Mahady lays the blame at America's underinsured healthcare system, where patients are often left to foot medical bills.
"I think in this environment you are likely to see consumption either decline or shift. Patients may try and stretch their medications out and we have data to suggest that patients are skipping visits to their physicians."
Last January, several months before the impact of the downturn was felt across the world, Wyeth announced the launch of Project Impact, a cost-cutting initiative aimed at growing the company into a more efficient machine. Under the proposal, Wyeth said it would slash its workforce by 6 percent by the close of the year. By 2010, the company would extend that cut to 10 percent.

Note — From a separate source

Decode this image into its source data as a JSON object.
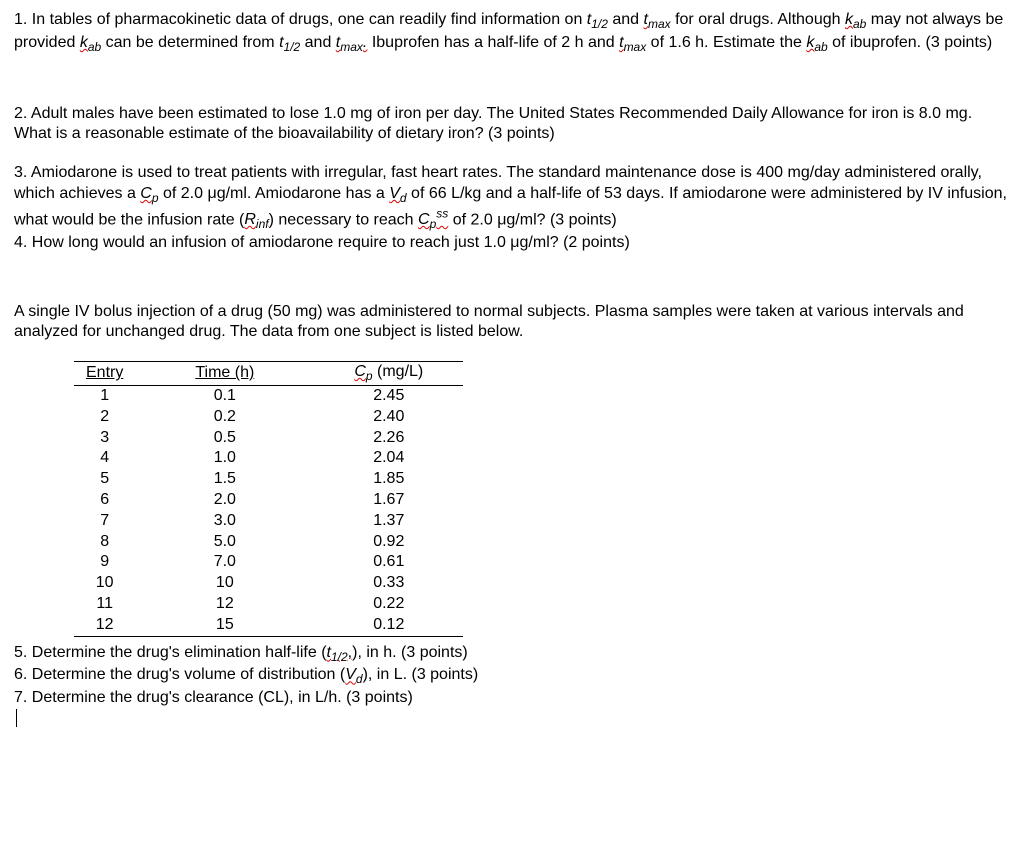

"In the developed world, people are telling us that pharmaceuticals cost too much," Mahady explains. "We have always been proud we spend a lot of money and the way we read it is that the market is telling us we either need to succeed more or spend less.
Last month saw the drugmaker cut 276 jobs at its Puerto Rico plant.
While Project Impact is unlikely to affect Wyeth employees in emerging markets such as the Middle East, Mahady says its ideas will be utilised across the world.
"In areas like the Middle East, Russia, Eastern Europe and China, while we encourage Project Impact thinking... we are investing more. There is much more of a significant growth in healthcare [in those regions]."
Wyeth has had a presence in the Middle East for more than 50 years, but has registered its most significant growth since the introduction of its blockbuster vaccine Prevnar to market. The drug came endorsed with a World Health Organisation recommendation that all developing countries add the drug to their vaccine schedules.
Prevnar, the first immunisation for infants against pneumococcal bacteria, a common cause of pneumonia and ear infections, is now mandatory in countries including Kuwait and Qatar, and in Dubai and Abu Dhabi. Largely on the back of these national immunisation programmes, third quarter sales of Prevnar rose 13 percent to $717m.
"Wyeth is one of the few multinationals that is growing at the rate [it is]," Mahady claims. "It is a combination of incredibly good performance on our nutritional products and in two significant areas: Prevnar, which has had remarkable successes here, and then behind that Enbrel [a treatment for arthritis] and a couple of other products.